The Federal Court released its decision in Daniels v Canada (Daniels) on January 8, 2013. The issue in this case was whether Métis and non-status Indians (MNSI) are included in the definition of “Indians” under Section 91(24) of the Constitution Act, 1867 (Constitution). The Constitution sets out the areas of exclusive jurisdiction held by the federal and provincial governments. Section 91(24) of the Constitution assigns responsibility for “Indians, and Lands reserved for the Indians” to the federal government.
MNSI were largely excluded from the definition of “Indian” under the federal Indian Act, programs and policies. As a result, the Plaintiffs alleged that MNSI have access to more limited government services and as a result experienced disadvantages.
The Plaintiffs sought declarations that: (1) MNSI are “Indians” within the meaning of Section 91(24); (2) the federal Crown owes a fiduciary duty to MNSI as Aboriginal people; and (3) that MNSI have a right to be consulted and negotiated with by the federal government. The first declaration was granted and the others were dismissed.
The Court concluded that the term “Indian” under Section 91(24) encompasses MNSI. The second and third requests were dismissed as there were insufficient facts provided regarding specific breaches to support such declarations.

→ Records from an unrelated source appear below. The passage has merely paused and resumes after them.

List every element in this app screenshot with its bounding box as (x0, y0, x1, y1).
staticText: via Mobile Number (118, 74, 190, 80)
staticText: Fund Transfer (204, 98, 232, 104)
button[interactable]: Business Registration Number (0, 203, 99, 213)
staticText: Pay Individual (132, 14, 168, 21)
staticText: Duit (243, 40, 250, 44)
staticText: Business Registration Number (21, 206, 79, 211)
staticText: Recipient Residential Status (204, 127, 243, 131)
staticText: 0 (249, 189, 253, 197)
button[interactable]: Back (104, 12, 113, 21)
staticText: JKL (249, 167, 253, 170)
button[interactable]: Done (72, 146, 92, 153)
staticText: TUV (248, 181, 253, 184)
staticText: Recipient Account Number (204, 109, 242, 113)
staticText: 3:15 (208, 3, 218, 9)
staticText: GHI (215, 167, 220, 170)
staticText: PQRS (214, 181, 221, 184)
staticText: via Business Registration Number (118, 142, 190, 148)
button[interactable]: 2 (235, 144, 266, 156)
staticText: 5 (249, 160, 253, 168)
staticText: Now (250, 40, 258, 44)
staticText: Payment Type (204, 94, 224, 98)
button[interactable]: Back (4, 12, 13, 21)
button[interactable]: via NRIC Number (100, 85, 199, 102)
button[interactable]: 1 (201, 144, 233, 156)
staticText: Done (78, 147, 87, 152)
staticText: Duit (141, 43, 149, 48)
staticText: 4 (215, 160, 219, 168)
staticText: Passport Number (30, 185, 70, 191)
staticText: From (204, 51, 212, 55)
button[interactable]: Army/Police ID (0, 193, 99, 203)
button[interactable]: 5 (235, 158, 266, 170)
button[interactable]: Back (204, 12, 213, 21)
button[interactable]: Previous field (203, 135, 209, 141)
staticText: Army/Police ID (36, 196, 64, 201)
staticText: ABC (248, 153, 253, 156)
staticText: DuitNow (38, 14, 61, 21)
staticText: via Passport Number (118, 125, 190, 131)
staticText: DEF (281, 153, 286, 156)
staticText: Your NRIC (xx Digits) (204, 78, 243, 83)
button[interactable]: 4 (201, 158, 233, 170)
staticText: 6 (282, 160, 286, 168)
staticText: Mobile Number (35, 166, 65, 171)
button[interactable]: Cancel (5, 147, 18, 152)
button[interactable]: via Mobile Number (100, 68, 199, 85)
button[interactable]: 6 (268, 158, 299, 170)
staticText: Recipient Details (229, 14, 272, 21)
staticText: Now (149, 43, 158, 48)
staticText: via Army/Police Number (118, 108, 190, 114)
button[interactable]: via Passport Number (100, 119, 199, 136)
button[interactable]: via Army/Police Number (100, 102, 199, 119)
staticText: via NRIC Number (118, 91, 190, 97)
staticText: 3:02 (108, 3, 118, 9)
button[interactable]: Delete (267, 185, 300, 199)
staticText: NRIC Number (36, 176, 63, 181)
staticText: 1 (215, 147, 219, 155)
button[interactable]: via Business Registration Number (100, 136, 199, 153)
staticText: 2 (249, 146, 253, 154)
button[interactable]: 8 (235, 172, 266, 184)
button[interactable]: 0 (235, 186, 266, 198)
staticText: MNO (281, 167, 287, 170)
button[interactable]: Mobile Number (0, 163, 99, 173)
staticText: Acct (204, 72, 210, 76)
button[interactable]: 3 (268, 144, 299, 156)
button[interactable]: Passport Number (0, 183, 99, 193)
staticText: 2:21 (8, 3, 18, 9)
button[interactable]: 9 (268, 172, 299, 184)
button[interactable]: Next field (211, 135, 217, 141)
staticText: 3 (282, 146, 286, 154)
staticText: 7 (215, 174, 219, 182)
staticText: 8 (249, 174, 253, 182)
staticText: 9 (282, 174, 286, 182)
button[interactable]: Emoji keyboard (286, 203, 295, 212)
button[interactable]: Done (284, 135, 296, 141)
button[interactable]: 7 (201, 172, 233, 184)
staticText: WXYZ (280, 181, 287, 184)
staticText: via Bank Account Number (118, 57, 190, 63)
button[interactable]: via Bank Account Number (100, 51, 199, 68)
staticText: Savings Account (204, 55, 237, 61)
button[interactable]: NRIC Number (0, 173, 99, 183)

Implications of the Daniels case
The Daniels case likely has significant financial, legislative and political impacts as a result of the Court determining that the federal government has responsibility for MNSI. There are early indications that the federal Government is considering an appeal of this decision.
This case could also have implications for Alberta which has legislation recognizing provincial jurisdiction for Métis. Under the Métis Settlements Act, the Alberta government created a number of settlements for Alberta Métis. It is unclear how the Daniels decision will affect the legal standing of the Métis settlements in Alberta and whether any group will challenge the legislation on the basis that the federal government has exclusive jurisdiction over Indians, including Métis.
The Court in Daniels was careful to distinguish its analysis of Section 91(24) of the Constitution Act, 1867 from the assessment of Aboriginal rights and the duty to consult under Section 35 of the Constitution Act, 1982. The Court refused to grant a declaration that the federal government consult with MNSI since the duty to consult depends on the subject matter, the strength of the claim and other factors not before the Court. Accordingly, resource developers are still advised to consult with potentially affected Aboriginal groups (which may already include certain MNSI groups) if they require government approval for a project. To the extent that the constitutional status of the MNSI was a barrier to any consultations, it is no longer, following Daniels.